Speaking of the history of these old German smoked-meat markets, it's on full view at Smitty's in Lockhart so, if you go, be absolutely certain to tour the whole building. It is the historic and holy temple of Texas smoked-meat markets. You would be well-advised to read up a bit about its history before you go there. But know that when you are walking though that old building, with its smoke-stained walls, you are walking on hallowed ground, friend.
Yes, some of these places offer nominal sides. Few of them are worth having.

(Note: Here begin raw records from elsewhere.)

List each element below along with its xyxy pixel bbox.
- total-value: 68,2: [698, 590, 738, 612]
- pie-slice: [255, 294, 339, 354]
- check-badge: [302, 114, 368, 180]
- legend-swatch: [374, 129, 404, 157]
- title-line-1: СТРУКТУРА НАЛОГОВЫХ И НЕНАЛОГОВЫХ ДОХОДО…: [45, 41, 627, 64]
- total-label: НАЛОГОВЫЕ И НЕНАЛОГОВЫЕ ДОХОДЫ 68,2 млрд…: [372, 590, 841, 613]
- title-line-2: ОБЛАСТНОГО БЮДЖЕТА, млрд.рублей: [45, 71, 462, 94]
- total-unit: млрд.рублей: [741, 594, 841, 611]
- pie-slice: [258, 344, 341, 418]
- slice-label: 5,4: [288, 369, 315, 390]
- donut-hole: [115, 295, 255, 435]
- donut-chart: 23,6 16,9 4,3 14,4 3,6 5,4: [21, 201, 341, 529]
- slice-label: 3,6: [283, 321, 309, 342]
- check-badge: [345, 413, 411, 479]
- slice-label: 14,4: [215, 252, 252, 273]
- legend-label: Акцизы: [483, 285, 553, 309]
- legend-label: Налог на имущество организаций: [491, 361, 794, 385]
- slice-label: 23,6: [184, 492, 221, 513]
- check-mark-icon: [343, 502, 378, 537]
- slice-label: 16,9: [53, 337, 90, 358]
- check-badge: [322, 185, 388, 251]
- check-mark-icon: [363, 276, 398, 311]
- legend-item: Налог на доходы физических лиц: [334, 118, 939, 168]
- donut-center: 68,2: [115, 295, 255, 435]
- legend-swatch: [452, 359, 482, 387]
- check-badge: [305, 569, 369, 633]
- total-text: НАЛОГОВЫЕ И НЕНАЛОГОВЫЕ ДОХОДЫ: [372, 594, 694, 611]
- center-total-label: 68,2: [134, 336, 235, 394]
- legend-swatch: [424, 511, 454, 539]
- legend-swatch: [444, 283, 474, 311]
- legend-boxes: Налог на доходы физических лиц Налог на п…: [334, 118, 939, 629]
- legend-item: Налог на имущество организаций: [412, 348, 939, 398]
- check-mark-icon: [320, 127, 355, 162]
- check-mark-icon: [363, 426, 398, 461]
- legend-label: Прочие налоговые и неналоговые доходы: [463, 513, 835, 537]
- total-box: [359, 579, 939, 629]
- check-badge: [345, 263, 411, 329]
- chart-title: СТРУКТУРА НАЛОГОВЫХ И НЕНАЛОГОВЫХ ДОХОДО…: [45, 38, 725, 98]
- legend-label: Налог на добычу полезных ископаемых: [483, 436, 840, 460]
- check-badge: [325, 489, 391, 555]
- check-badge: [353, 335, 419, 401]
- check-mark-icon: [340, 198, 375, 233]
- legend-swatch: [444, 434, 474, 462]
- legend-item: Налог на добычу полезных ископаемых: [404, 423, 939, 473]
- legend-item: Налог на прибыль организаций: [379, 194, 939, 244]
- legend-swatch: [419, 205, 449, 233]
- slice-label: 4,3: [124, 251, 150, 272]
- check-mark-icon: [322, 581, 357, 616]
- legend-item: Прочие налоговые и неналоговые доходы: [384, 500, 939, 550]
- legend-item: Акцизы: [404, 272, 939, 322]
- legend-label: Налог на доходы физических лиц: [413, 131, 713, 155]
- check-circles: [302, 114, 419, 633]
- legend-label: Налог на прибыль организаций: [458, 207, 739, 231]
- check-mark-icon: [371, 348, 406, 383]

We love our soupy, cowboy-style pinto beans served in a bowl and eaten with a spoon down here, but if you're accustomed to thick, sweet baked beans that you eat with a fork, you undoubtedly will not. Potato salad is usually bought pre-made from someplace like Sysco. Same for coleslaw. Skip them. Think of yourself as doing what you are doing - sampling a bit of smoked meat from several meat markets. Not going into a barbecue restaurant and sitting down and having a meal. (Black's does have a small buffet-type display as you head toward the smoked meat butchers. The only thing this is really good for, and worth mentioning, is that if you are traveling with small children that don't want to just eat meat, Black's does have some stuff that kids like - mac&cheese, etc. When I'm doing the "BBQ tour" with my kids and grandkids, this is where the kids fill up. Or did, anyway. Now they're old enough that they're not interested in this stuff, and all they want is the 'cue, just like the grownups.)
Most of these places start smoking the meat the night before. They open in the morning and serve until the meat is all gone. Don't plan to get to any of the legendary, iconic Central Texas meat markets much after about 1pm or so, or they might well be completely out of what you want.
You mentioned the Salt Lick. That is the exception. It definitely is a restaurant. You go in, order your meats and sides and sit there all evening, until your peach cobbler arrives and you polish that off and waddle out the door.
The Salt Lick has a great ranch ambiance and it can be fun for a group. But if you start asking serious barbecue aficionados about it, they all will tell you that the meat itself is definitely no longer top tier. Or even second tier. And if you want to sample some of the best smoked meats that Texas has to offer, skip it.